Seriously, there is never an excuse for one Democratic supporter beating up another in written or verbal form. Never. If you know of a blog or website where this takes place, please let me know so I can denounce it at that site and publicize that it is wrong. I supported Chuck Pennacchio for the U.S. Senate two years ago, though I knew it would be an uphill struggle to say the least and expected to support Mr. Casey Jr. when the predictable outcome occurred. I think the closest I've come to taking shots at Democratic supporters had to do with the people in the campaign of Andy Warren, who ran for the Dem U.S. House Rep nomination and (fortunately) lost to Patrick Murphy. Truth be told, though, Warren is as much of a Democrat as Joe Lieberman.

I'm in my late 40s, I should tell you, and this is easily the most important election of my life.
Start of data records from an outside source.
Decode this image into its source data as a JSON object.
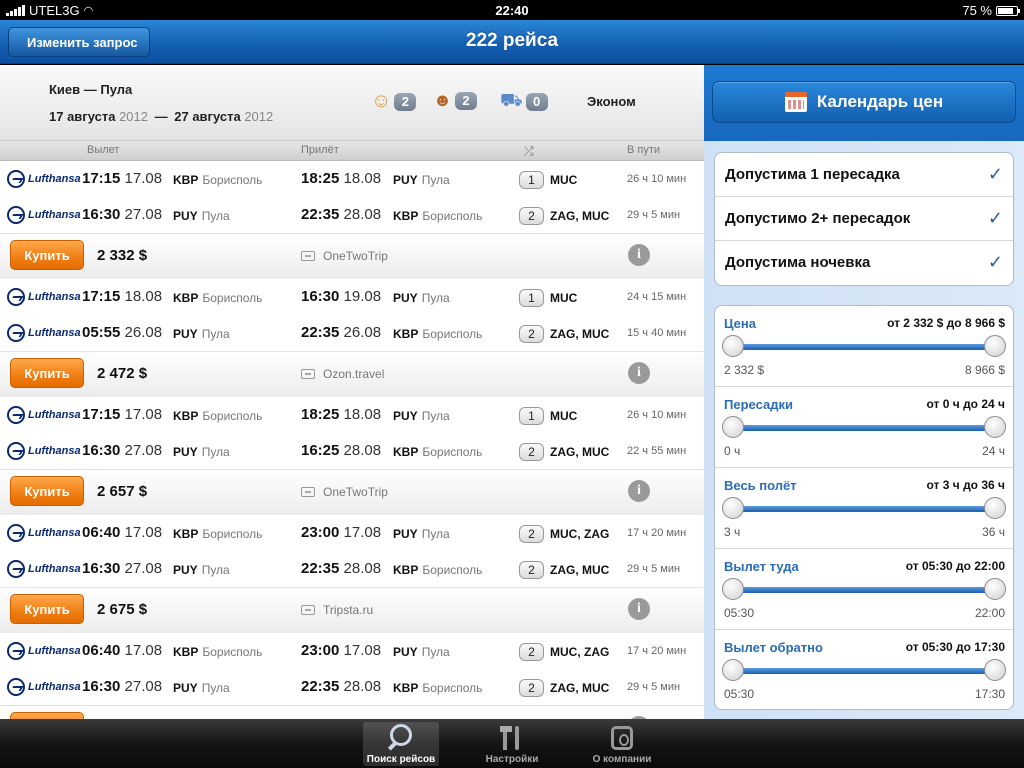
{
  "status_bar": {
    "carrier": "UTEL3G",
    "time": "22:40",
    "battery": "75 %"
  },
  "nav": {
    "back_label": "Изменить запрос",
    "title": "222 рейса"
  },
  "summary": {
    "route": "Киев — Пула",
    "depart_date": "17 августа",
    "depart_year": "2012",
    "dash": "—",
    "return_date": "27 августа",
    "return_year": "2012",
    "adults": "2",
    "children": "2",
    "infants": "0",
    "class": "Эконом"
  },
  "columns": {
    "depart": "Вылет",
    "arrive": "Прилёт",
    "duration": "В пути"
  },
  "results": [
    {
      "segments": [
        {
          "airline": "Lufthansa",
          "dep_time": "17:15",
          "dep_date": "17.08",
          "dep_code": "KBP",
          "dep_city": "Борисполь",
          "arr_time": "18:25",
          "arr_date": "18.08",
          "arr_code": "PUY",
          "arr_city": "Пула",
          "stops": "1",
          "via": "MUC",
          "duration": "26 ч 10 мин"
        },
        {
          "airline": "Lufthansa",
          "dep_time": "16:30",
          "dep_date": "27.08",
          "dep_code": "PUY",
          "dep_city": "Пула",
          "arr_time": "22:35",
          "arr_date": "28.08",
          "arr_code": "KBP",
          "arr_city": "Борисполь",
          "stops": "2",
          "via": "ZAG, MUC",
          "duration": "29 ч 5 мин"
        }
      ],
      "buy_label": "Купить",
      "price": "2 332 $",
      "agency": "OneTwoTrip"
    },
    {
      "segments": [
        {
          "airline": "Lufthansa",
          "dep_time": "17:15",
          "dep_date": "18.08",
          "dep_code": "KBP",
          "dep_city": "Борисполь",
          "arr_time": "16:30",
          "arr_date": "19.08",
          "arr_code": "PUY",
          "arr_city": "Пула",
          "stops": "1",
          "via": "MUC",
          "duration": "24 ч 15 мин"
        },
        {
          "airline": "Lufthansa",
          "dep_time": "05:55",
          "dep_date": "26.08",
          "dep_code": "PUY",
          "dep_city": "Пула",
          "arr_time": "22:35",
          "arr_date": "26.08",
          "arr_code": "KBP",
          "arr_city": "Борисполь",
          "stops": "2",
          "via": "ZAG, MUC",
          "duration": "15 ч 40 мин"
        }
      ],
      "buy_label": "Купить",
      "price": "2 472 $",
      "agency": "Ozon.travel"
    },
    {
      "segments": [
        {
          "airline": "Lufthansa",
          "dep_time": "17:15",
          "dep_date": "17.08",
          "dep_code": "KBP",
          "dep_city": "Борисполь",
          "arr_time": "18:25",
          "arr_date": "18.08",
          "arr_code": "PUY",
          "arr_city": "Пула",
          "stops": "1",
          "via": "MUC",
          "duration": "26 ч 10 мин"
        },
        {
          "airline": "Lufthansa",
          "dep_time": "16:30",
          "dep_date": "27.08",
          "dep_code": "PUY",
          "dep_city": "Пула",
          "arr_time": "16:25",
          "arr_date": "28.08",
          "arr_code": "KBP",
          "arr_city": "Борисполь",
          "stops": "2",
          "via": "ZAG, MUC",
          "duration": "22 ч 55 мин"
        }
      ],
      "buy_label": "Купить",
      "price": "2 657 $",
      "agency": "OneTwoTrip"
    },
    {
      "segments": [
        {
          "airline": "Lufthansa",
          "dep_time": "06:40",
          "dep_date": "17.08",
          "dep_code": "KBP",
          "dep_city": "Борисполь",
          "arr_time": "23:00",
          "arr_date": "17.08",
          "arr_code": "PUY",
          "arr_city": "Пула",
          "stops": "2",
          "via": "MUC, ZAG",
          "duration": "17 ч 20 мин"
        },
        {
          "airline": "Lufthansa",
          "dep_time": "16:30",
          "dep_date": "27.08",
          "dep_code": "PUY",
          "dep_city": "Пула",
          "arr_time": "22:35",
          "arr_date": "28.08",
          "arr_code": "KBP",
          "arr_city": "Борисполь",
          "stops": "2",
          "via": "ZAG, MUC",
          "duration": "29 ч 5 мин"
        }
      ],
      "buy_label": "Купить",
      "price": "2 675 $",
      "agency": "Tripsta.ru"
    },
    {
      "segments": [
        {
          "airline": "Lufthansa",
          "dep_time": "06:40",
          "dep_date": "17.08",
          "dep_code": "KBP",
          "dep_city": "Борисполь",
          "arr_time": "23:00",
          "arr_date": "17.08",
          "arr_code": "PUY",
          "arr_city": "Пула",
          "stops": "2",
          "via": "MUC, ZAG",
          "duration": "17 ч 20 мин"
        },
        {
          "airline": "Lufthansa",
          "dep_time": "16:30",
          "dep_date": "27.08",
          "dep_code": "PUY",
          "dep_city": "Пула",
          "arr_time": "22:35",
          "arr_date": "28.08",
          "arr_code": "KBP",
          "arr_city": "Борисполь",
          "stops": "2",
          "via": "ZAG, MUC",
          "duration": "29 ч 5 мин"
        }
      ],
      "buy_label": "Купить",
      "price": "",
      "agency": ""
    }
  ],
  "sidebar": {
    "calendar_label": "Календарь цен",
    "options": [
      {
        "label": "Допустима 1 пересадка",
        "checked": "✓"
      },
      {
        "label": "Допустимо 2+ пересадок",
        "checked": "✓"
      },
      {
        "label": "Допустима ночевка",
        "checked": "✓"
      }
    ],
    "filters": [
      {
        "name": "Цена",
        "range": "от 2 332 $ до 8 966 $",
        "min": "2 332 $",
        "max": "8 966 $",
        "low_fraction": 0,
        "high_fraction": 1
      },
      {
        "name": "Пересадки",
        "range": "от 0 ч до 24 ч",
        "min": "0 ч",
        "max": "24 ч",
        "low_fraction": 0,
        "high_fraction": 1
      },
      {
        "name": "Весь полёт",
        "range": "от 3 ч до 36 ч",
        "min": "3 ч",
        "max": "36 ч",
        "low_fraction": 0,
        "high_fraction": 1
      },
      {
        "name": "Вылет туда",
        "range": "от 05:30 до 22:00",
        "min": "05:30",
        "max": "22:00",
        "low_fraction": 0,
        "high_fraction": 1
      },
      {
        "name": "Вылет обратно",
        "range": "от 05:30 до 17:30",
        "min": "05:30",
        "max": "17:30",
        "low_fraction": 0,
        "high_fraction": 1
      }
    ]
  },
  "tabs": [
    {
      "label": "Поиск рейсов",
      "active": true
    },
    {
      "label": "Настройки",
      "active": false
    },
    {
      "label": "О компании",
      "active": false
    }
  ],
  "colors": {
    "nav_blue": "#1461b3",
    "buy_orange": "#f07d12",
    "filter_label_blue": "#2a6cb6"
  }
}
The issues are just way too damn critical for us to spend time beating up on each other - we need to define and focus on our Repug opposition instead.

And after John Edwards dropped out, I should tell you that I just assumed that I would support Hillary Clinton because, despite it all, I believe she is the most qualified candidate. But her campaign has been a train wreck, and that, unfortunately, tells me how she would govern. Obama, on the other hand, though "wet behind the ears" a bit, has campaigned courageously and shown a vision that I haven't seen in a candidate for at least 16 years, probably longer (not perfect, I know, but I've seen more ingenuity from him than HRC).

I'm sorry that Obama supporters have given you a bad time, and there's no excuse for that (and going the other way either). All I would respectfully ask is that, if Obama turns out to be the nominee, that you reconsider him as a candidate. I will do the same if somehow Hillary gets the nod; there are too many similarities in their candidacies despite it all to blow off either one.

The real enemy is John McCain and the continuation of the utterly ruinous Bushco regime; the Repugs (and Ralph Nader, their bought-and-paid-for flunky) are counting on us to forget that.